If I had to pick a single piece of advice for school leaders it would be this: if you keep asking questions rooted in your past you are never going to get to your future.
Bless the hearts and minds of those who have come before, but so much advice given to schools rests on understanding where we have been, not on expanding the possibilities of where we might go. If we survey our customers with a list of words and phrases and ask them to pick what is important to them, we get a ranking based on those questions. It is like putting customers in front of a Chinese food buffet and asking them which dishes they prefer. We get great feedback in terms of Chinese food but it tells us NOTHING about what kind of food they prefer overall, what they might pay to get their favorite food, or what dishes they might imagine if the buffet contained a vastly wider array of options. Sure, it is easy to quantify our customers’ responses, but it tells us little about “the possible”.

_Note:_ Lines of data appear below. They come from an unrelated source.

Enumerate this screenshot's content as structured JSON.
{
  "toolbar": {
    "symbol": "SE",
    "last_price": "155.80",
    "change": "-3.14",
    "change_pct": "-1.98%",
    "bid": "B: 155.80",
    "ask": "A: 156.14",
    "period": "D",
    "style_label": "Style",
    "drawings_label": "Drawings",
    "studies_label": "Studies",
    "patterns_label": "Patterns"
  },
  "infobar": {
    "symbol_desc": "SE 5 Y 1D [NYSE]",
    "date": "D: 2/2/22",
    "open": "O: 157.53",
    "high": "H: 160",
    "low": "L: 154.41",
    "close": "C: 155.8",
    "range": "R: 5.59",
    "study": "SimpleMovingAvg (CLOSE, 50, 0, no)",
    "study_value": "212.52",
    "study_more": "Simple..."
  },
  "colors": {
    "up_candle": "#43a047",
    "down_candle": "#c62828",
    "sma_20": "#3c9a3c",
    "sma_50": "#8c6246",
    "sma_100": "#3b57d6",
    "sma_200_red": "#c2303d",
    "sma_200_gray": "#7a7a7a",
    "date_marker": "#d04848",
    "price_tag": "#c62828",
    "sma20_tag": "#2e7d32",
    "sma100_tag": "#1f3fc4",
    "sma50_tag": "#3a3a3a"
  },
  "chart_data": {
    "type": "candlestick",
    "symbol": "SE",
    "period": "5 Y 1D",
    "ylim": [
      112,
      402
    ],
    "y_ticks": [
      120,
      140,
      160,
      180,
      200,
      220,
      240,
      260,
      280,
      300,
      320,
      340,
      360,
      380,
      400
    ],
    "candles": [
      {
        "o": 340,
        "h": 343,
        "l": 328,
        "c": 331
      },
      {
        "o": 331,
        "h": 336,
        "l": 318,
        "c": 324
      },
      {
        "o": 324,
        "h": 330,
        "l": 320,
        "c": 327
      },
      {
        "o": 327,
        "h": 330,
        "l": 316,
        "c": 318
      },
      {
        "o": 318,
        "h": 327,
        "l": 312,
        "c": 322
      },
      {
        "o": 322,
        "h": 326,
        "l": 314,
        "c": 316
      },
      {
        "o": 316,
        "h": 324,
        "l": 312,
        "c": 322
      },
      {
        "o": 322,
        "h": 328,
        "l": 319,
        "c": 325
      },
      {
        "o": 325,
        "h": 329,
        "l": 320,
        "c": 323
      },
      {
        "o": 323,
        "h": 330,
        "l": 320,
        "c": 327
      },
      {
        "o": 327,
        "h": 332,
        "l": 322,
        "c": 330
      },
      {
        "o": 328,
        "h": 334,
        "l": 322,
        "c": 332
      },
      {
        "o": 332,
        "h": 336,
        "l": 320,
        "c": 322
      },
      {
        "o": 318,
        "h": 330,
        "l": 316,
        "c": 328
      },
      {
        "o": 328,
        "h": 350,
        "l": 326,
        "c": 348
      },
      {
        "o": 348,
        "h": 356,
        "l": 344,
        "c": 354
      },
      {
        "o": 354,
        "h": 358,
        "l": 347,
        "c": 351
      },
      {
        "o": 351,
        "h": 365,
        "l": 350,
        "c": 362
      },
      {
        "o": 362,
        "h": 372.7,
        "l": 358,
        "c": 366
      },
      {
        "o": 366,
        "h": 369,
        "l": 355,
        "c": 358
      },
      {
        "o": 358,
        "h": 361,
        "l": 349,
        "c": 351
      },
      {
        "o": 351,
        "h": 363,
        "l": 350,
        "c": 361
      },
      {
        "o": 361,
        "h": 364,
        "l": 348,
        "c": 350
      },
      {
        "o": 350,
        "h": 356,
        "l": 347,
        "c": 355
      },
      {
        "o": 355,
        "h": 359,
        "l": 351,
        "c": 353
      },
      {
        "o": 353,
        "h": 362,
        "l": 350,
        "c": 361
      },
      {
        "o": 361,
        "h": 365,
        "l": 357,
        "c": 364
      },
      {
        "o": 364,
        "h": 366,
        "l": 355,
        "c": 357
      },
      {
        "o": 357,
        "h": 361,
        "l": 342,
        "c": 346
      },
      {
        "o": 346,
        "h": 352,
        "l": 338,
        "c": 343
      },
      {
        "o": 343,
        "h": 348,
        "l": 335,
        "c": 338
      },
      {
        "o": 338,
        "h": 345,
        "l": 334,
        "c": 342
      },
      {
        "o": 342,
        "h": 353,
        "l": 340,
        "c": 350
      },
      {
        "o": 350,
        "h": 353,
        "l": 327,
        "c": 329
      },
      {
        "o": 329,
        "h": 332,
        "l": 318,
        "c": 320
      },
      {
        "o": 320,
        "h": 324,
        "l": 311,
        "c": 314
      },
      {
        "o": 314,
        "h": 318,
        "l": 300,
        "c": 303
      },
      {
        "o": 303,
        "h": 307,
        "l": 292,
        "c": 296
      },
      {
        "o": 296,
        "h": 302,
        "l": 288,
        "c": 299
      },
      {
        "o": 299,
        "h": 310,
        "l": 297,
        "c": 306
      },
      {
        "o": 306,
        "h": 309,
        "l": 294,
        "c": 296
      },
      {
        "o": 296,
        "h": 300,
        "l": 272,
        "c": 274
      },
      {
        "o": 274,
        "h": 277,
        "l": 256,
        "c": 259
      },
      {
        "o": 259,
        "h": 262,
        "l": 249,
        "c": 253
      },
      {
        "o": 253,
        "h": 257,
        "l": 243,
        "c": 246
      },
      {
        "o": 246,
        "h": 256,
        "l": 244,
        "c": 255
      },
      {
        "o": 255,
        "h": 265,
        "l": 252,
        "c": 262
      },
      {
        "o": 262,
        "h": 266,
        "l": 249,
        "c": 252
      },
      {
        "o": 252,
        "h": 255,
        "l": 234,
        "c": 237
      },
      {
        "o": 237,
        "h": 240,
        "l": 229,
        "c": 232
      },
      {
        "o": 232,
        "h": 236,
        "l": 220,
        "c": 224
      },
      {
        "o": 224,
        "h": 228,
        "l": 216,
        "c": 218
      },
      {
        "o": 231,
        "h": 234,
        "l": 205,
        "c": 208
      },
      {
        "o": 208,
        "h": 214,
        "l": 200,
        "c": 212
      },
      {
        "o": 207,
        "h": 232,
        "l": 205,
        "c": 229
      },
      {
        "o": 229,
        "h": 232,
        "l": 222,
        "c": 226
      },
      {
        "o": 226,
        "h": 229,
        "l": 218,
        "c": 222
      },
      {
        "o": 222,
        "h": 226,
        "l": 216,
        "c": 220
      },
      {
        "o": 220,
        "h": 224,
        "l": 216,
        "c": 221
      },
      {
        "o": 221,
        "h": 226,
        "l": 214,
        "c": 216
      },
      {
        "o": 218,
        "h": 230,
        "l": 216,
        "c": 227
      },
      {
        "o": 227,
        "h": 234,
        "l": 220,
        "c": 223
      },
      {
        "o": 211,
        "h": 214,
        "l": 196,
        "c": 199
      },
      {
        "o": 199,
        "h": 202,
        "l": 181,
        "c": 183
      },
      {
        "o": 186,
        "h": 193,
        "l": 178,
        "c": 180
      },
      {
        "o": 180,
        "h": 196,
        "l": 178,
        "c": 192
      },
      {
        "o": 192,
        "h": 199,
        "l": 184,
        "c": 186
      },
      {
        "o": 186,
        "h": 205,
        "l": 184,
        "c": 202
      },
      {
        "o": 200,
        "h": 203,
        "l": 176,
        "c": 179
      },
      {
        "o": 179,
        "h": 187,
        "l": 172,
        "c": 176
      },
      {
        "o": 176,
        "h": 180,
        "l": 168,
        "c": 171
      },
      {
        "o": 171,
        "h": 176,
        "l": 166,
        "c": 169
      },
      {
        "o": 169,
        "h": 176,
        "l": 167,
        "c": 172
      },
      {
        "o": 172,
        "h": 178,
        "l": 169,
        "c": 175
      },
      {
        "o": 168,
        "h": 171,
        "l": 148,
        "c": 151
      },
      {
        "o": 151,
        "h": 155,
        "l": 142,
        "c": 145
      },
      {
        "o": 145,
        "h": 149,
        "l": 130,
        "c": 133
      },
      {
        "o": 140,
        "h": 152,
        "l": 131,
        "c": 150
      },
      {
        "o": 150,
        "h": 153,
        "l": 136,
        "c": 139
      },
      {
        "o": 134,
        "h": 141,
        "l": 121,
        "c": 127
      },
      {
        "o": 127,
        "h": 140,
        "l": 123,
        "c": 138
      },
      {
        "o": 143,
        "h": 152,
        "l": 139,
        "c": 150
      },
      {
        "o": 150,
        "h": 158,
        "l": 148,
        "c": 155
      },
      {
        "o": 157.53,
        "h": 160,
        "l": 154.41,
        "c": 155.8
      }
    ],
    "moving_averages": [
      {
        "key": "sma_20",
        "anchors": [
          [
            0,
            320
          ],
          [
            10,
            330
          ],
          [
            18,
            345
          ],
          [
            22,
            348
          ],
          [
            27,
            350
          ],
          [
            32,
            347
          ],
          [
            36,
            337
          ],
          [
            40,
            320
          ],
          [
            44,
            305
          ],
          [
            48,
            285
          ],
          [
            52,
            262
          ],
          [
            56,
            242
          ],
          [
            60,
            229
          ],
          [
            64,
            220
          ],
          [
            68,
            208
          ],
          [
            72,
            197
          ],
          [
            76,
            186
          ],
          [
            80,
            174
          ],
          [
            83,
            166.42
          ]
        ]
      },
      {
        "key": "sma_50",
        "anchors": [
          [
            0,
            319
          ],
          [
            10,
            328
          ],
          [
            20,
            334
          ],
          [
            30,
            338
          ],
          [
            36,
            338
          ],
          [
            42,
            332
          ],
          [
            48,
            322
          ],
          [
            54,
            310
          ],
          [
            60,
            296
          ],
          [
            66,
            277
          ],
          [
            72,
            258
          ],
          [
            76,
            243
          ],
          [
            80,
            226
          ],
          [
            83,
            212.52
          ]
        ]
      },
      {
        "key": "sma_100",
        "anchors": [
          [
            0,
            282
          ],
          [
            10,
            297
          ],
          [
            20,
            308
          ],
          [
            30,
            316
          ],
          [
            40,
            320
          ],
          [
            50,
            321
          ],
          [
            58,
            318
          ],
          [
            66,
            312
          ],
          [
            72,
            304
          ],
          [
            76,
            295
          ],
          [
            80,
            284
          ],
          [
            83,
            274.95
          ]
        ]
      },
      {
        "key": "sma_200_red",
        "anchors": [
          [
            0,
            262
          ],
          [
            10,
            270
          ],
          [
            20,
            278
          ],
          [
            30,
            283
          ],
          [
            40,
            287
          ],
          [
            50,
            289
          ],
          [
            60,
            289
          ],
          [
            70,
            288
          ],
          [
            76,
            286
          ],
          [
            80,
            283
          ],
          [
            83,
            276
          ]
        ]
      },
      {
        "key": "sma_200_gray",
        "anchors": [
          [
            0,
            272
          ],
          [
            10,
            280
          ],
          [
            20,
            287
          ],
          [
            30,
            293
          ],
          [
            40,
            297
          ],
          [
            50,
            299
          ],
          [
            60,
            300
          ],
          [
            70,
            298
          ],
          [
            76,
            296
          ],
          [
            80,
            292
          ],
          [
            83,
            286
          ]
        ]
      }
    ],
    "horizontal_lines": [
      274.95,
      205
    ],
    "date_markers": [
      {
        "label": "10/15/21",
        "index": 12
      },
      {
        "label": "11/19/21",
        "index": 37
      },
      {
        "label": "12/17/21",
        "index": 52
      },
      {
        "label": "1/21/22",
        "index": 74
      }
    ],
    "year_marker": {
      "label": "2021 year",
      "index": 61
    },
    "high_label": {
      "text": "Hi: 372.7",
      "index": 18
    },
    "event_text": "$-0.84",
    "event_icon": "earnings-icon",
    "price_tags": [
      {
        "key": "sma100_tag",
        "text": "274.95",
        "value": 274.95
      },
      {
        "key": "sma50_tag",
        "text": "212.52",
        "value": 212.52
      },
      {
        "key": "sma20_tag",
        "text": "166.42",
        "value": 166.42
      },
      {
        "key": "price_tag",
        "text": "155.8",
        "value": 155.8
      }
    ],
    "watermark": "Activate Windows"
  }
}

If schools are going to be relevant in the future, they have to imagine “school” as something different from a relatively safe place to deliver (hopefully rigorous) academic content. We will never get past that if we are constrained by the current items on the buffet. So I will be blunt: if your school is asking the same questions in the same ways, and planning based on those responses, there are two potential outcomes: diminishing relevance and going out of business.
Ask questions like “what does great learning look like”. Schools are about learning; we have to be great at delivering learning that our customers value. If we don’t start there, we are designing for the past. Everything else follows.